Blog | Economics

Hotelling's Law in Istanbul

. 3 min read

When I was in Istanbul last year I was surprised to find so many fashion retailers. As in Hong Kong and Delhi shops and showrooms are clustered by product. But Istanbul is pretty extreme in this respect. There was an area with wedding dresses, an area with leather products, an area with textiles, a shoe area and within the shoe area a street with shops specializing in soles, insoles, sports shoes, flip flops and so on. I was a bit puzzled at first when I looked inside one shop window, until I realized that these were women's heels in all kinds of shapes and sizes.

This sounds like an example of Hotelling's law which is also known as the principle of minimum differentiation, first stated by Harold Hotelling in 1929. It is usually explained with two icecream vendors on a beach. On a linear stretch of beach, with evenly spaced sunbathers, the optimal location for a single icecream stand is at the centre. If there are two icecream stands each vendor will position himself so as to maximize the stretch of beach closest to his stand. As a result both stands will end up next to each at the centre of the beach.

I remember that when I was first told about this law during a microeconomics course, all students were like, wow, really, that's great. Then we were told that in 1979 a paper in Econometrica showed that Hotelling's law depends on the shape of the cost function. Too bad. Then we learned that another paper in Econometrica, several years later, showed that the principle of minimum differentiation does hold when products and consumers are heterogeneous. That's when class ended.

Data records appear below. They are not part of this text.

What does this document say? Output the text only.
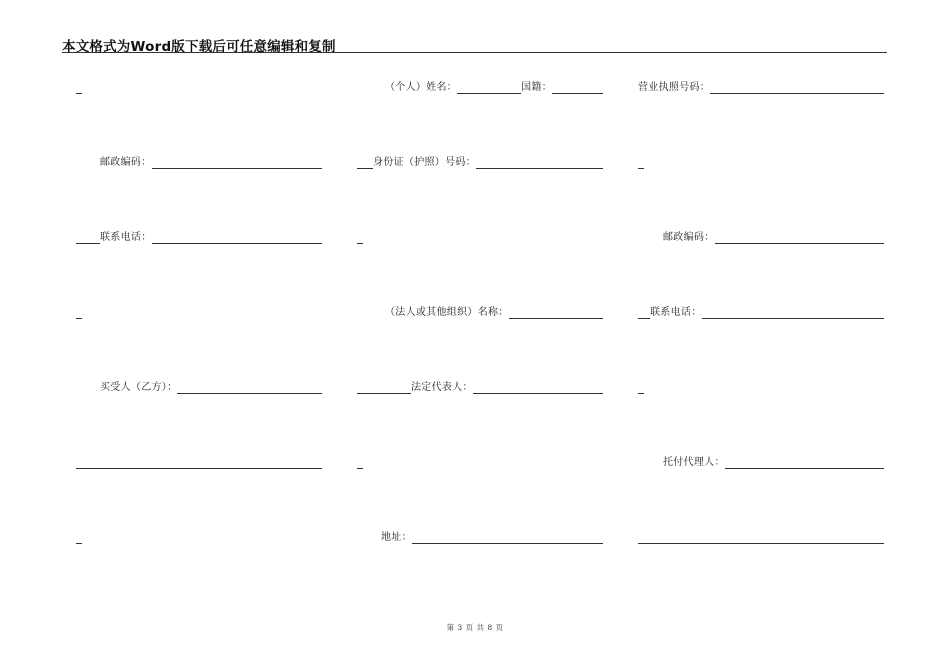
本文格式为Word版下载后可任意编辑和复制
邮政编码：
联系电话：
买受人（乙方）：
（个人）姓名：	国籍：
身份证（护照）号码：
（法人或其他组织）名称：
法定代表人：
地址：
营业执照号码：
邮政编码：
联系电话：
托付代理人：
第 3 页 共 8 页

Of course, these models are based on various stylized assumptions and describe patterns that occur given the underlying assumptions, which are not necessarily those that occur in practice. Hotelling assumed that retailers sell one product, but in fact they sell many and importantly variations on the same product. If consumers want to compare the products of different stores before making a purchase then clustering makes sense.

I'm not familiar with the latest research in urban economics and economic geography, if you know of any recent work in this area, please do drop me a line, as I'm intrigued.

My hunch is that it depends on the type of goods or services. It makes sense for a manufacturer of shoelaces to set up shop in an area where there are also shoe sole retailers. For a dentist it makes sense to go to an area where there are few other dentists. The same probably holds for hairstylists. At least I've never come across a street lined with hairstylists.

The original Hotelling paper starts from an empty space and the relocation occurs in no time. The current situation in Istanbul, Delhi and Hong Kong has grown historically and may not reflect current competitive pressures. I'm not sure how many retailers from outside Istanbul will come to Istanbul looking for a place to sell their expertly crafted wooden lasts. It seems more likely that the agglomerations grow from within, with people starting their own business after working as an employee somewhere else. Then it makes sense to stay in the neighbourhood. It is also likely that retail locations are in part determined by legislation and town planning.

By the way, there was also a street lined up with satellite dish vendors, one of the hottest commodities in Istanbul.